Она перечисляла таким образом поочередно все туалеты, благоговейно сберегаемые здесь, последовательно открывая хранилища, куда были тщательно убраны эти свидетели богатой приключениями жизни.
Дойдя наконец до последнего шкафа, Екатерина, усмехаясь, сказала:
– Сейчас мы осмотрим вот этот. Теперь дошла очередь до старых обносков Лефевра.
И как она продемонстрировала свой гардероб, так и тут она стала последовательно показывать посетителям: мундир французского гвардейца, который носил Лефевр до революции, его саблю лейтенанта национальной гвардии, которой он действовал 10 августа 1792 года. Затем она показала форму стрелка 13-го пехотного полка, потом генеральский мундир, который он носил, заменив в Мозельской армии Гоша, его фрак сенатора, его парадный мундир маршала Франции.

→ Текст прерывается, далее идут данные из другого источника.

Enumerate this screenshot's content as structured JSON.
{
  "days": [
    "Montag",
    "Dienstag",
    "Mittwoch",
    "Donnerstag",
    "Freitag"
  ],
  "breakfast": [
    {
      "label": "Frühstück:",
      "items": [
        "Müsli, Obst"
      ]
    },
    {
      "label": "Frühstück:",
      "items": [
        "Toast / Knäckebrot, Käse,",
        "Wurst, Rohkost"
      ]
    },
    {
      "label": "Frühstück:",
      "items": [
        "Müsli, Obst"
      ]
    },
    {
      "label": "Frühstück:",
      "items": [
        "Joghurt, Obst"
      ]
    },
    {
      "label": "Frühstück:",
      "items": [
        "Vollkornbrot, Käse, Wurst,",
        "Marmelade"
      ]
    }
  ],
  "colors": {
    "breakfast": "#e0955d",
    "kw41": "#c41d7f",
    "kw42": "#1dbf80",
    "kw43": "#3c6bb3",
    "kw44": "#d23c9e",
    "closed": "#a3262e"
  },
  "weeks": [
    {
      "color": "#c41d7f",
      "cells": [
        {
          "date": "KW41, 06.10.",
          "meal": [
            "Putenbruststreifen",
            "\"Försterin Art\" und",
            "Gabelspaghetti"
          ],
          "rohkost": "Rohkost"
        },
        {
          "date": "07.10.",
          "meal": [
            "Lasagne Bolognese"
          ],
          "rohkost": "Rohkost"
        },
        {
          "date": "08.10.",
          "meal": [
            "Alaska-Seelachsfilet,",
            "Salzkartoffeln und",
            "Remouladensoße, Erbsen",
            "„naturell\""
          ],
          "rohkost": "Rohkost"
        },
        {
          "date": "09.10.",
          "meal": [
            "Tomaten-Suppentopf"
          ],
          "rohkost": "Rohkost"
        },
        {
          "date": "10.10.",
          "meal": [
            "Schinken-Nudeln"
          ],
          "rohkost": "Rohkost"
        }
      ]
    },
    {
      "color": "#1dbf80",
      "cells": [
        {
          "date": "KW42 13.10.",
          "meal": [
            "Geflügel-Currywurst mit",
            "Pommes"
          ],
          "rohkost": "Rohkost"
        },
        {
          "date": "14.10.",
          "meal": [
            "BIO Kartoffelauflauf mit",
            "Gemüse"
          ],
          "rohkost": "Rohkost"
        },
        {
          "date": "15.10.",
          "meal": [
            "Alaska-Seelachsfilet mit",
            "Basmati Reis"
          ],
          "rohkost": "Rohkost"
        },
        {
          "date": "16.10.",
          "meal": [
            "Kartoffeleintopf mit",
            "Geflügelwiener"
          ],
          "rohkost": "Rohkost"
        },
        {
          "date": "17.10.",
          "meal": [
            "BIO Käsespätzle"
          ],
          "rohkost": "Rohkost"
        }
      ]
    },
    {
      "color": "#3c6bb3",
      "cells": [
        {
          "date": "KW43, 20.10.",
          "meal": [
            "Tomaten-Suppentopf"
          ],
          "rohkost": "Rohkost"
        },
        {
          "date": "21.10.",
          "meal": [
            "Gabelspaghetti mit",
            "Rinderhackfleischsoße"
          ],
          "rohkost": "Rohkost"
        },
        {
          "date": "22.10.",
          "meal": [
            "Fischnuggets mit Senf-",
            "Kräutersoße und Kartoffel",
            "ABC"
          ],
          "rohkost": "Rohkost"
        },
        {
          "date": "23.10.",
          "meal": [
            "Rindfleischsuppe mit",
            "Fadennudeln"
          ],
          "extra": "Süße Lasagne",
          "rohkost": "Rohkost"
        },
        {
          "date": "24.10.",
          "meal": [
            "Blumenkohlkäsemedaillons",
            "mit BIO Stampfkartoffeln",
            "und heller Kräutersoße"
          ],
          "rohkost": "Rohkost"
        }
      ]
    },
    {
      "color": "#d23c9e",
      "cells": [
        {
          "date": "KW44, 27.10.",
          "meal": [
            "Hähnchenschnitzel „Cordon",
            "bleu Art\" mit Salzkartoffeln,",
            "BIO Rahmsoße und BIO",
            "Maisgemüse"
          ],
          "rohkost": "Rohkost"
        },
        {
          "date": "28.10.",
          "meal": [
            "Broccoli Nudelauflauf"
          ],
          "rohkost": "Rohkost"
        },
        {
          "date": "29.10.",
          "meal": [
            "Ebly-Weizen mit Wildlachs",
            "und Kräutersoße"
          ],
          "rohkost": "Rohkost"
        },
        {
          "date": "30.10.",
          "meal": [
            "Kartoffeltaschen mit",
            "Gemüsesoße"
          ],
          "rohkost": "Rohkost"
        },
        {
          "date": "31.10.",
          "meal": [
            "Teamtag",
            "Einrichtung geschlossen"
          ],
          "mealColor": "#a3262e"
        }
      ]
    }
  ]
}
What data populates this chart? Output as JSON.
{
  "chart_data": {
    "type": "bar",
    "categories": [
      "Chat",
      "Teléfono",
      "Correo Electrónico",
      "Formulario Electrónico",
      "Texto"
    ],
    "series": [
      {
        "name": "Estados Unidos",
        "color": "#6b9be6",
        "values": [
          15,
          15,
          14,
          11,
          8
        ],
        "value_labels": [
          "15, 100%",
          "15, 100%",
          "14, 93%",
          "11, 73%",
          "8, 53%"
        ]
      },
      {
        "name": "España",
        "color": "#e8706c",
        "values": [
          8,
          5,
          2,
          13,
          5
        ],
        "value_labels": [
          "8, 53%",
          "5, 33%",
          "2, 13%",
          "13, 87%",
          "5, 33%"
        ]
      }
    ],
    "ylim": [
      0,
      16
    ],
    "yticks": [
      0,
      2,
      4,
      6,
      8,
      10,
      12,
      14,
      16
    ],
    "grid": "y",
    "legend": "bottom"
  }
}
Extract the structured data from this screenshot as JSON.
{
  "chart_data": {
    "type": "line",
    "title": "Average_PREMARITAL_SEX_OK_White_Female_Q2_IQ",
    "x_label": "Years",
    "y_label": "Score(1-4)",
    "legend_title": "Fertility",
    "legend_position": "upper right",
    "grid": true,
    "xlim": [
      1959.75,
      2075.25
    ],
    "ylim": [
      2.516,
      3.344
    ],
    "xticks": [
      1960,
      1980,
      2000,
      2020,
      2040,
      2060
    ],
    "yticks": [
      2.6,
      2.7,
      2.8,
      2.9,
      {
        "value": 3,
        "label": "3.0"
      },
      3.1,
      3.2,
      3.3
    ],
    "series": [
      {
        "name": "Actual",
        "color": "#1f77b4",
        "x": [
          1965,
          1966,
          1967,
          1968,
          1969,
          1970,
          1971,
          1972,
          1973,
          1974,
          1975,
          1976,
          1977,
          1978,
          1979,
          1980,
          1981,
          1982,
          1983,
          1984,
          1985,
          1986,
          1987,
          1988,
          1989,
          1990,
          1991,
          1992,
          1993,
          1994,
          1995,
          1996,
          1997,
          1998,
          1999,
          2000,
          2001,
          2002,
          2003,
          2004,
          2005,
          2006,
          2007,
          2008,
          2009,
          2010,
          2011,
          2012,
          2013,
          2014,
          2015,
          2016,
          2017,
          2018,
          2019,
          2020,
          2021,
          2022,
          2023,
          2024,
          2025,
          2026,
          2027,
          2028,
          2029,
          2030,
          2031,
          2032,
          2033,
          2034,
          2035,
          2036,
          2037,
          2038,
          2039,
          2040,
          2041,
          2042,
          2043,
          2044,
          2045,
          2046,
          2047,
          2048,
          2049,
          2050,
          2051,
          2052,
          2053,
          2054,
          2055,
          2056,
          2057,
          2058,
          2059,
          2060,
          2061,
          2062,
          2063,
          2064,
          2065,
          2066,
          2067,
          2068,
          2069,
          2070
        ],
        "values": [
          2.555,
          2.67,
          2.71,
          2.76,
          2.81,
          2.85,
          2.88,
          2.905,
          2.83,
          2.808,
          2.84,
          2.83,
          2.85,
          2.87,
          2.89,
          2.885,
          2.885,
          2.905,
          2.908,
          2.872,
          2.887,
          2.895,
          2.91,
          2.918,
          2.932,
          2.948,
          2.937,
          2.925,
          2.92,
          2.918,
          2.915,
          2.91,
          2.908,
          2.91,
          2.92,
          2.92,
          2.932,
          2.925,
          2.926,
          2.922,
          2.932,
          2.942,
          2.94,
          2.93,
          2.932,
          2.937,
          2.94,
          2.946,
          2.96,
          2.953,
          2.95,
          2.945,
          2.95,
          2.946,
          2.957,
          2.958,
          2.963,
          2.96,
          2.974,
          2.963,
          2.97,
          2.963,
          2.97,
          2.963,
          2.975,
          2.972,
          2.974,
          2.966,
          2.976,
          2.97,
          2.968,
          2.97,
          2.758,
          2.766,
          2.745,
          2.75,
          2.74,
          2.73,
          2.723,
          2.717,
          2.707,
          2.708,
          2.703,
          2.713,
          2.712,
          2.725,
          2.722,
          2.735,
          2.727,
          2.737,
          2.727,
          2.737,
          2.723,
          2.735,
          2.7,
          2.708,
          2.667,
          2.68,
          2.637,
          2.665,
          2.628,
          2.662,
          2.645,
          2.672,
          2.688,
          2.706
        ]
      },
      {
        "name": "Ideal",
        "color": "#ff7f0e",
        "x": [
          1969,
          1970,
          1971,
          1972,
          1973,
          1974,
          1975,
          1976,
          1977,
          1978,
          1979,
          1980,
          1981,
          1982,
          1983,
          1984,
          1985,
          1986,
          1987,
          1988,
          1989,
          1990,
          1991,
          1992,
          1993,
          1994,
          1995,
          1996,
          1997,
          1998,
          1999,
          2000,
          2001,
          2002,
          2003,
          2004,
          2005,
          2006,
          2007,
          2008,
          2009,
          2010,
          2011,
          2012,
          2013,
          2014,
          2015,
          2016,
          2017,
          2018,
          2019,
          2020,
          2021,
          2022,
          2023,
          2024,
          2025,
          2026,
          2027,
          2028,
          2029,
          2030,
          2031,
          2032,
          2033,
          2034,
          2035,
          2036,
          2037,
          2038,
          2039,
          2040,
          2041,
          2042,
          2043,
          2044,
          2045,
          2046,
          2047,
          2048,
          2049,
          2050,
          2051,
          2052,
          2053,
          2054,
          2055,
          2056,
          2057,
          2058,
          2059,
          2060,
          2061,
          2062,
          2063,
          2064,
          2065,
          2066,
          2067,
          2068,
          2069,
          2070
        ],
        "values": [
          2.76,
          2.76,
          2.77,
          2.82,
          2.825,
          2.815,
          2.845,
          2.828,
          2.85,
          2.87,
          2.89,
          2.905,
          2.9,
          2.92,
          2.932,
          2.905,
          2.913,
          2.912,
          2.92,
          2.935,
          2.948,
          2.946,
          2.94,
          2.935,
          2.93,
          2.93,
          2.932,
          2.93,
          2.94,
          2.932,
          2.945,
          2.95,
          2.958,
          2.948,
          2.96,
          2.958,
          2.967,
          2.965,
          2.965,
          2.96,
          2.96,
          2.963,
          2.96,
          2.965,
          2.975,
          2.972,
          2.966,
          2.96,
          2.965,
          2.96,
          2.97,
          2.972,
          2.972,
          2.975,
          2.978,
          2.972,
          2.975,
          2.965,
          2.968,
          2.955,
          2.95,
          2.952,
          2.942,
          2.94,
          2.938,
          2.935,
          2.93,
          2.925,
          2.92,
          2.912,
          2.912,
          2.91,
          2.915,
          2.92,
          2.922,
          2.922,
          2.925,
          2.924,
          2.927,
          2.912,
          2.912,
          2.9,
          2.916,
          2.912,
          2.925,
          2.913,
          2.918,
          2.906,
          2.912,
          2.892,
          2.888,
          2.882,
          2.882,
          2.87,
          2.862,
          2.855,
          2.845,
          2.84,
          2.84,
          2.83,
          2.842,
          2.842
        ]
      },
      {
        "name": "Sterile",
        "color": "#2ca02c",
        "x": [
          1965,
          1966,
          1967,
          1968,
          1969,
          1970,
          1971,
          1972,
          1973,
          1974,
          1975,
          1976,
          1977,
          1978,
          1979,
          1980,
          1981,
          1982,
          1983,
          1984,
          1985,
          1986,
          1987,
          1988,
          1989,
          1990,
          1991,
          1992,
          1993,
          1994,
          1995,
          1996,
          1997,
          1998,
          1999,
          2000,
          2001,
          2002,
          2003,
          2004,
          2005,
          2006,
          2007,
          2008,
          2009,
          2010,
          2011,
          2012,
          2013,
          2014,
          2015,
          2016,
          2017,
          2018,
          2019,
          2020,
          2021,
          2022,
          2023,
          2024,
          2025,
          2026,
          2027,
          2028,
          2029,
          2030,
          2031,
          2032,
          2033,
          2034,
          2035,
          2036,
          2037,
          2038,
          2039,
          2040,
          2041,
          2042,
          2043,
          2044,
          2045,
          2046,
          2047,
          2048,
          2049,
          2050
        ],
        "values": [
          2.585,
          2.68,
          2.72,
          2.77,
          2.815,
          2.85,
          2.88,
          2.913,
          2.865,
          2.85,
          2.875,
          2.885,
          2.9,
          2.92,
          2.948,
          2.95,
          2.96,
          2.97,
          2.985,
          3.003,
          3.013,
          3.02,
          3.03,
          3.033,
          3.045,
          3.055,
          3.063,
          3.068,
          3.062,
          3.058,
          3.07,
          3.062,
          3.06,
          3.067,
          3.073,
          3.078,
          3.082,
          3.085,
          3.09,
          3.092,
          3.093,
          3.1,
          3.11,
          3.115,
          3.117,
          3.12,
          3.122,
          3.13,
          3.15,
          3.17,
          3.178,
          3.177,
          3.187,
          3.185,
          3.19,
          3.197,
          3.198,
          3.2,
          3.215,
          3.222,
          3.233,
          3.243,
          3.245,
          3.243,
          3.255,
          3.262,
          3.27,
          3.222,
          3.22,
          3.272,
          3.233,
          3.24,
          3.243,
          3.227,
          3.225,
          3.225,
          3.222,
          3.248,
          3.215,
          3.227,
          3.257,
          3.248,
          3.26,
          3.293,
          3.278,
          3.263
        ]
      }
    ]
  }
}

Все присутствующие были растроганы, и никто из них не подумал усмехнуться про себя, когда, распахнув еще один шкаф, оставленный ею напоследок, Екатерина вынула оттуда два костюма эльзасских крестьян, мужской и женский.
– Мы с мужем хотим, чтобы нас похоронили в этих скромных платьях, – проговорила Екатерина. – Эту юбку я носила, будучи крестьянкой; а в этой блузе щеголял Лефевр, когда работал на мельнице в своей деревне. В этих старых одеяниях мы сойдем вместе в могилу и успокоимся навсегда.
– Да, это мое самое задушевное желание, – подтвердил Лефевр. – Вот здесь, друзья мои, вся наша геральдика и галерея предков. Император возвел нас в сан герцога и герцогини, но мы остались теми же, кем были и раньше. Когда похоронят солдата Лефевра и маркитантку Екатерину, снимут с них их дорогие, пышные придворные платья, я хотел бы, чтобы о нас просто сказали следующие слова: «Лефевр и его жена Сан-Жень не обладали портретами предков. Их геральдику составляли старые рабочие и военные одеяния. Они не были потомками, но будут славными предками своих потомков».